Link to the lesson: TutorialsPoint - C Data Types

When this program is compiled and executed within the on-line programming environment, the following output is produced:

"Storage size for int : 4"

When I attempt to compile the same code on my computer using the GNU GCC version 5.2.1, I receive the following error message:

gcc sizeofExample.c
sizeofExample.c: In function 'main':
sizeofExample.c:6:10: warning: format '%d' expects argument of type 'int',
but argument 2 has type 'long unsigned int' [-Wformat=]
printf("Storage size for int: %d \n", sizeof(int));

Here is my source code, just to be thorough:

#include <stdio.h>
#include <limits.h>

int main()
printf("Storage size for int : %d \n", sizeof(int));

return 0;

I understand that this error is the result of a data type mismatch between the %d [int data type] and the sizeof(int) [long unsigned int].
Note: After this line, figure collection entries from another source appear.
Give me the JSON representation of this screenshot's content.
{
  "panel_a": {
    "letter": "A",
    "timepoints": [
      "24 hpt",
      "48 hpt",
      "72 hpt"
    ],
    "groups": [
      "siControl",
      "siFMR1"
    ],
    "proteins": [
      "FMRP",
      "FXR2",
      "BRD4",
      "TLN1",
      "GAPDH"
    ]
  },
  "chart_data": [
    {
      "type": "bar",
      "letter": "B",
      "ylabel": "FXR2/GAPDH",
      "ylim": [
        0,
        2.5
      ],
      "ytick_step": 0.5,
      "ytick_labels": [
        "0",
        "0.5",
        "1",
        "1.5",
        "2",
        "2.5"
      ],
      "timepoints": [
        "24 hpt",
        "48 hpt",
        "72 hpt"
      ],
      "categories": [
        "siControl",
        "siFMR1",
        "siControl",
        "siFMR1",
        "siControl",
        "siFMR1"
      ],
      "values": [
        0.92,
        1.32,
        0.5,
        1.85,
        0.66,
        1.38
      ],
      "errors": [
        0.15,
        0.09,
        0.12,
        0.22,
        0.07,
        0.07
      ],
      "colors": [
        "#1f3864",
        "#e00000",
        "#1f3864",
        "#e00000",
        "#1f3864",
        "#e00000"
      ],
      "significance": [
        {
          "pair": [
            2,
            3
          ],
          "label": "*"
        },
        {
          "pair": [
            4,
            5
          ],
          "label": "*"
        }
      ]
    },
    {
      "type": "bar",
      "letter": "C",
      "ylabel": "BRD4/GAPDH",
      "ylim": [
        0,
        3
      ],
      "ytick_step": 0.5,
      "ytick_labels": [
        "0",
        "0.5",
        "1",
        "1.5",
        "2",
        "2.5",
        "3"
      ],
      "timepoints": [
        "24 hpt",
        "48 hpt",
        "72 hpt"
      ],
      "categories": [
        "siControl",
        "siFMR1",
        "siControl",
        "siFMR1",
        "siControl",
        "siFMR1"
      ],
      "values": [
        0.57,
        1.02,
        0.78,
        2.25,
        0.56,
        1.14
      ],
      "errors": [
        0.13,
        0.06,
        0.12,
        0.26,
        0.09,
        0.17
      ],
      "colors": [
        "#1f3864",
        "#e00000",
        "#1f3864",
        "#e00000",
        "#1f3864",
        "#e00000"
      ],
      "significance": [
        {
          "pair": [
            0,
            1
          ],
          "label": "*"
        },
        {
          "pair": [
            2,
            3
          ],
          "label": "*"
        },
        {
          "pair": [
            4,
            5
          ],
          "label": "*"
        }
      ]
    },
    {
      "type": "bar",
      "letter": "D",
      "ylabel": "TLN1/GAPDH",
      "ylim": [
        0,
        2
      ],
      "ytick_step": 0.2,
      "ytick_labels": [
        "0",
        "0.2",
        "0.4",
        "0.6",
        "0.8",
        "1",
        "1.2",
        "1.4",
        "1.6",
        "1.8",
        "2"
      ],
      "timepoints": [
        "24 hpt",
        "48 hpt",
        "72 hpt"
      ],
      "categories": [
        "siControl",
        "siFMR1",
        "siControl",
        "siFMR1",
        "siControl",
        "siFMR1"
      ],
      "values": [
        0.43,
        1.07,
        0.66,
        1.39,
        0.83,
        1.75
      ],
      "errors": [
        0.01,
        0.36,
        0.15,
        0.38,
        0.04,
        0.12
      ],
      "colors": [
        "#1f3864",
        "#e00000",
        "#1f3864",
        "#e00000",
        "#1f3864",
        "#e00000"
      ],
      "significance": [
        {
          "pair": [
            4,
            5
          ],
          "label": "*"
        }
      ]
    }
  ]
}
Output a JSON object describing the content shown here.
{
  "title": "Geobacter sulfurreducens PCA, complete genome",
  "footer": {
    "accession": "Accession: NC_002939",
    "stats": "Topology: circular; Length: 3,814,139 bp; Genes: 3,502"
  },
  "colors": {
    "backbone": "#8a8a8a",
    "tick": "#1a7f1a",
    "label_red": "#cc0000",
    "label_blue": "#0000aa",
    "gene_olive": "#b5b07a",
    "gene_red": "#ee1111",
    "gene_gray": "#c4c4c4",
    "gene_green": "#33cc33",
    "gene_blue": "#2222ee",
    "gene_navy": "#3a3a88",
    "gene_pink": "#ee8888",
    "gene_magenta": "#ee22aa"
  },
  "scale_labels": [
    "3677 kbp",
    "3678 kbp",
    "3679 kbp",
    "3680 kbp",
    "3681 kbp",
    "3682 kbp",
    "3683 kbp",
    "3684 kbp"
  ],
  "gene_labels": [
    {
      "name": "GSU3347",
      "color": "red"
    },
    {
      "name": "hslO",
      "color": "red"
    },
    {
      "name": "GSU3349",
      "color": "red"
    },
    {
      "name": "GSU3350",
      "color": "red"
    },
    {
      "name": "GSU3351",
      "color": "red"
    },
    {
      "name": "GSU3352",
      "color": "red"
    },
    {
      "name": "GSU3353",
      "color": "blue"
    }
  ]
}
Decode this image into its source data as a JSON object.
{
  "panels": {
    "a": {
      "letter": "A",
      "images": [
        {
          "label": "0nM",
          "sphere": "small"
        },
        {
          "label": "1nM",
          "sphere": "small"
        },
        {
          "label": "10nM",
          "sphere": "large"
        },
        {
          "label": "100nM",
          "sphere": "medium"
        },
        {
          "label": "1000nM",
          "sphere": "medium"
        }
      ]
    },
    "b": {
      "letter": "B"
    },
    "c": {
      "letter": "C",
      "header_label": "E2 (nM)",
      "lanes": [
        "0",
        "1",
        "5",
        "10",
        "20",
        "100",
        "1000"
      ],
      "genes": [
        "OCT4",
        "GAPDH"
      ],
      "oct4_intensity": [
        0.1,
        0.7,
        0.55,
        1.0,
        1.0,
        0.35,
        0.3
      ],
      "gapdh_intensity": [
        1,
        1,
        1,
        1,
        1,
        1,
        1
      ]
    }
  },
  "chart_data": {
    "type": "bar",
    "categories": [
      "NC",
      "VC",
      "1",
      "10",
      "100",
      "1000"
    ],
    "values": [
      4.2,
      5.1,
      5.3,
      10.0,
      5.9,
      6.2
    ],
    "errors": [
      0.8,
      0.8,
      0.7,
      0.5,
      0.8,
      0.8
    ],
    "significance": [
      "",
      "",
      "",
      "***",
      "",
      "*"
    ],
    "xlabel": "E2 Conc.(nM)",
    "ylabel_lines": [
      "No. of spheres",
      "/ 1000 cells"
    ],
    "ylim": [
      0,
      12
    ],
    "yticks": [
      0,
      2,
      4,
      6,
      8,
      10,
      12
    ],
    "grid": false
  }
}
Why does my compiler detect a data type mismatch, while TutorialsPoint's on-line compiler does not?

Answer Source

sizeof produces a size_t result (an unsigned quantity which is usually 4 bytes on 32 bit systems, and 8 bytes on 64 bit systems). You should use an appropriate printf format code, in this case %zu (z means "width equivalent to size_t", u meaning "unsigned value"). That should work correctly on all systems (aside from a very few incredibly archaic systems that don't support the z size modifier).

The on-line compiler probably doesn't complain because either:

  1. It's not performing the in depth printf format code checking gcc does or
  2. It's a 32 bit compiler, and size_t and int are the same size (though differing in signedness) so there isn't a size mismatch there, while your local gcc is a 64 bit compiler, and the sizes differ.
  3. The compiler simply doesn't display warnings in order to keep output simple for beginners.

Note that gcc is only warning, not erroring out, so the code will finish compilation and run. Usually warnings indicate a problem though, so it was a good thing to investigate further.